Until very recently, it was observed that LLMs had a very hard time with complex problems. Context was lost, memory of previous steps was distorted, and so forth. This led to unreliable results (hallucinations) and, consequently, to a lack of trust in the technology.

Recent research has shown that LLMs are, in fact, quite good at reasoning and planning if the problem is broken into a series of steps as a result of the right prompts. This reasoning and planning greatly improves the accuracy of the LLM’s output.
Chain of Thought
One of the great breakthroughs in the field of LLMs was the discovery that appending “think step by step” to the prompt had a profound effect on the accuracy of the LLMs output.

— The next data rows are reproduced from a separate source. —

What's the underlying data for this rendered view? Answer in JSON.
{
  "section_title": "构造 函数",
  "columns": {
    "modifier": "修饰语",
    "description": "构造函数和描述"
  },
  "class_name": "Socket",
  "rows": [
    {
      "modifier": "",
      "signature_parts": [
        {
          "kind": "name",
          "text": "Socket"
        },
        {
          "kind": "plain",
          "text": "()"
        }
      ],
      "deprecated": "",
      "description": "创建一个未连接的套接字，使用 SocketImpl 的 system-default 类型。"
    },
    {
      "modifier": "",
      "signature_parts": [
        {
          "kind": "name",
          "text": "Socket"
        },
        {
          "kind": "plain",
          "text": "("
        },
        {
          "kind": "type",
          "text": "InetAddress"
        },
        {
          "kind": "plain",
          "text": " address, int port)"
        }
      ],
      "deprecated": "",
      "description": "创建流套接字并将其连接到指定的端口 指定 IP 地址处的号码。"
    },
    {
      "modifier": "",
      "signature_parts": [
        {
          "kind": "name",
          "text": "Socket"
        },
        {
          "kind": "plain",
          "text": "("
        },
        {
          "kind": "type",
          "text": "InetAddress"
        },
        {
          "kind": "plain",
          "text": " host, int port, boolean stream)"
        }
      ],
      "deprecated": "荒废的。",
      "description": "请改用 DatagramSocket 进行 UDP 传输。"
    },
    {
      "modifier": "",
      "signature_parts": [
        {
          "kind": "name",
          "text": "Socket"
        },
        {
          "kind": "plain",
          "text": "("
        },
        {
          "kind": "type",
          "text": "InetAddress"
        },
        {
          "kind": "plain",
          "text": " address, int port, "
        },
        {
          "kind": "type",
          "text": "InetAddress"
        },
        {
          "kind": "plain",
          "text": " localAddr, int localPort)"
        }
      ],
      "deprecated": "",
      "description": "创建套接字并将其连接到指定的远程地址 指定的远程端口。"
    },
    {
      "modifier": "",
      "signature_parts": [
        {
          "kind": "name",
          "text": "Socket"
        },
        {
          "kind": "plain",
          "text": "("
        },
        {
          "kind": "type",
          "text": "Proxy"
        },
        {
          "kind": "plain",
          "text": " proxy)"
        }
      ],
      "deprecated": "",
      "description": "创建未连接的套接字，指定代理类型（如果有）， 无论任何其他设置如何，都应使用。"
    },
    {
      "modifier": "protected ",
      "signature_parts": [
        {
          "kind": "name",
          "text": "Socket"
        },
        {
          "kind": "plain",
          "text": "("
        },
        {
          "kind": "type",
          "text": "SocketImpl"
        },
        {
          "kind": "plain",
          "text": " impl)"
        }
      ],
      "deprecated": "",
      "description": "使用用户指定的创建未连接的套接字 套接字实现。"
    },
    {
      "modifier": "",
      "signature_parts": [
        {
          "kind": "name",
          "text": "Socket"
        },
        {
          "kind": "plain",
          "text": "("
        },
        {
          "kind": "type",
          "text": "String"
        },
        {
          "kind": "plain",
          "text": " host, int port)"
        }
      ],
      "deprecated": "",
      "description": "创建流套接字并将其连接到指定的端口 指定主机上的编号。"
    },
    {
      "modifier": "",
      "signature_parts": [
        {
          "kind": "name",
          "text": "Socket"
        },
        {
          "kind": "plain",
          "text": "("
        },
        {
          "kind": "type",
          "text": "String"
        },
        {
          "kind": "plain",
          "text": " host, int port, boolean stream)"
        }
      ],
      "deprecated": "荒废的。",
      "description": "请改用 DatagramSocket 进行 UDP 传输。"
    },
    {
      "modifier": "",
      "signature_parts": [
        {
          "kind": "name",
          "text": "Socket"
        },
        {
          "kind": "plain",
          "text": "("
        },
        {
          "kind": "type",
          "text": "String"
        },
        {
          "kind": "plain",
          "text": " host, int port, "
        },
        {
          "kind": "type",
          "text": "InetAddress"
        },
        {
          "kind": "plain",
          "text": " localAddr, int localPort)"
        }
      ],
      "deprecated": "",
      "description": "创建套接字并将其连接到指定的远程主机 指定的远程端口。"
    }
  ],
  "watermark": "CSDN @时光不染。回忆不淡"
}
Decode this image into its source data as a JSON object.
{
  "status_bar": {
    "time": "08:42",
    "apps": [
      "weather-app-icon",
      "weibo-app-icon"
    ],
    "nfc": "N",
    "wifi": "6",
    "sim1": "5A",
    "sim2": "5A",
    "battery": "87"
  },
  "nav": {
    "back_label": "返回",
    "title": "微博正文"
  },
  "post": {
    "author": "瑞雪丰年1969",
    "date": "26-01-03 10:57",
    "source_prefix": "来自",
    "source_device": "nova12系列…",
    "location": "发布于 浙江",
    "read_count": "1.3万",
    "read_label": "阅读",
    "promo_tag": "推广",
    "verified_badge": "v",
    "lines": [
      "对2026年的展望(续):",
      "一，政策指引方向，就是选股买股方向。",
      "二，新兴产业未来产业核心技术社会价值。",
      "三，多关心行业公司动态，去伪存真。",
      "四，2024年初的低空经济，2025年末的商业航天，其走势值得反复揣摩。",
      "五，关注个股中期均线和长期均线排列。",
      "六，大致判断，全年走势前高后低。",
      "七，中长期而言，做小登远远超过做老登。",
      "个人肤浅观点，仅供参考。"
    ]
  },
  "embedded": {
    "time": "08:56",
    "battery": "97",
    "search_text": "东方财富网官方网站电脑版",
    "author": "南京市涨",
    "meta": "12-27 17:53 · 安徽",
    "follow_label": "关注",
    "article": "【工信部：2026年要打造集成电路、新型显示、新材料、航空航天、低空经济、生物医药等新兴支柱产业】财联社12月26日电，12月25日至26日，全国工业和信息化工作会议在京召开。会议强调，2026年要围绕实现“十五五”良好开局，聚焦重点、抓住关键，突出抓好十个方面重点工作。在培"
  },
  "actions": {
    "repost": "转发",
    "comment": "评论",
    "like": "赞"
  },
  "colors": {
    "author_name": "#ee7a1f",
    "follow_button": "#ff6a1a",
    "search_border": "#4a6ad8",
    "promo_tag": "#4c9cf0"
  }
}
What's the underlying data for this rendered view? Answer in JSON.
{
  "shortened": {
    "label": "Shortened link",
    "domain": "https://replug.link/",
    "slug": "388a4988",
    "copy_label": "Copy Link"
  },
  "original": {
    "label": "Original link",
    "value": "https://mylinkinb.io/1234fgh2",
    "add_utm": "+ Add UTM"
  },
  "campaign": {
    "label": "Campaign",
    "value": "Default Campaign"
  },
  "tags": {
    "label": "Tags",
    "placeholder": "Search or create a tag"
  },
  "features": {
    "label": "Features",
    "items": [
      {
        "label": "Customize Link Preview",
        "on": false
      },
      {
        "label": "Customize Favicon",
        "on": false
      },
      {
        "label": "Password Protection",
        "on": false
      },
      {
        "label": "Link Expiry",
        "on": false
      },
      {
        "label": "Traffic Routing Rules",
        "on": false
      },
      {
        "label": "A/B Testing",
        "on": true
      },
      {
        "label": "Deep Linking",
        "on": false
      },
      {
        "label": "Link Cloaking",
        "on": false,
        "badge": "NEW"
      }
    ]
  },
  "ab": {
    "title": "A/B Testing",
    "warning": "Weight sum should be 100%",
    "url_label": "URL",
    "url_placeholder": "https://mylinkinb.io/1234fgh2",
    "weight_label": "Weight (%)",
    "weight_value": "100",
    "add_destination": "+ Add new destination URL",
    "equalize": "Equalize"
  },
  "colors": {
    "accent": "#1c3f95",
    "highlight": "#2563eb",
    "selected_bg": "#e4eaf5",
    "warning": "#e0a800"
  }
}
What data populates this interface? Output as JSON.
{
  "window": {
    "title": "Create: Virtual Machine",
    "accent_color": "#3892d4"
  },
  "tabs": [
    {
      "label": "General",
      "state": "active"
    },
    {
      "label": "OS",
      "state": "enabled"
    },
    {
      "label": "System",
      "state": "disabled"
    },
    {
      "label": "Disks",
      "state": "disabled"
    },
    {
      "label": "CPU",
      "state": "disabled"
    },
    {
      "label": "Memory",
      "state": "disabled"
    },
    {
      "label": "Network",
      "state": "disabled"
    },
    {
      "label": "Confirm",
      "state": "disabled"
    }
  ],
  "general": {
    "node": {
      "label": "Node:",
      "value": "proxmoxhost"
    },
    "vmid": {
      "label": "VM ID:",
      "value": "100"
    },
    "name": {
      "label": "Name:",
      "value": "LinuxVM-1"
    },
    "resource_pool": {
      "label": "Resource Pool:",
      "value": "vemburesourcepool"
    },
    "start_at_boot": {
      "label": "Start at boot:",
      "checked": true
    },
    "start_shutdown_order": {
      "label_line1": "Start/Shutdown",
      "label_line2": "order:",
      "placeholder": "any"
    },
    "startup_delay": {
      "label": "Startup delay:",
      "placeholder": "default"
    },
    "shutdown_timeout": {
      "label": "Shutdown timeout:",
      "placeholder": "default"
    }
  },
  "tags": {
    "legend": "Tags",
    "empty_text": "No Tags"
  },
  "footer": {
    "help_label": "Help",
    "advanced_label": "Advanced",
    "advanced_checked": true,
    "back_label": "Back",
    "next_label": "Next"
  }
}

Prompting the LLM in this way forces the model to decompose the problem and to generate an “inner monologue” of the steps it is taking to solve the problem.
This has two significant advantages:
- It makes the LLM’s reasoning process more transparent
- It allows the model to check its own work as it goes.
For example, we might ask, “If a plane crashes on the border of the north field and the south field, where will the survivors be buried?”
Without the reasoning prompt, it is entirely possible that the LLM would pick one of the fields at random. However, if we tell it to think step-by-step, it will examine the parts of the question and realize that survivors are not buried at all.
Note that today’s LLMs have a degree of Chain-of-Thought built into them and won’t get this wrong.
There are three key aspects to explain why chain-of-thought reasoning works:
- Decomposing the problem into smaller intermediate steps
- CoT offers the model the ability to keep track of its work and to remember intermediate results.
- Typically, more tokens are allocated to the reasoning, and thus the model can “think” longer.
Debugging
Because we’ve asked the LLM to think step-by-step, it can tell us each step in its reasoning, and we can examine those steps to see when the LLM fell of the rails. This takes a process that might otherwise be opaque and makes it transparent, greatly enhancing the debugging process.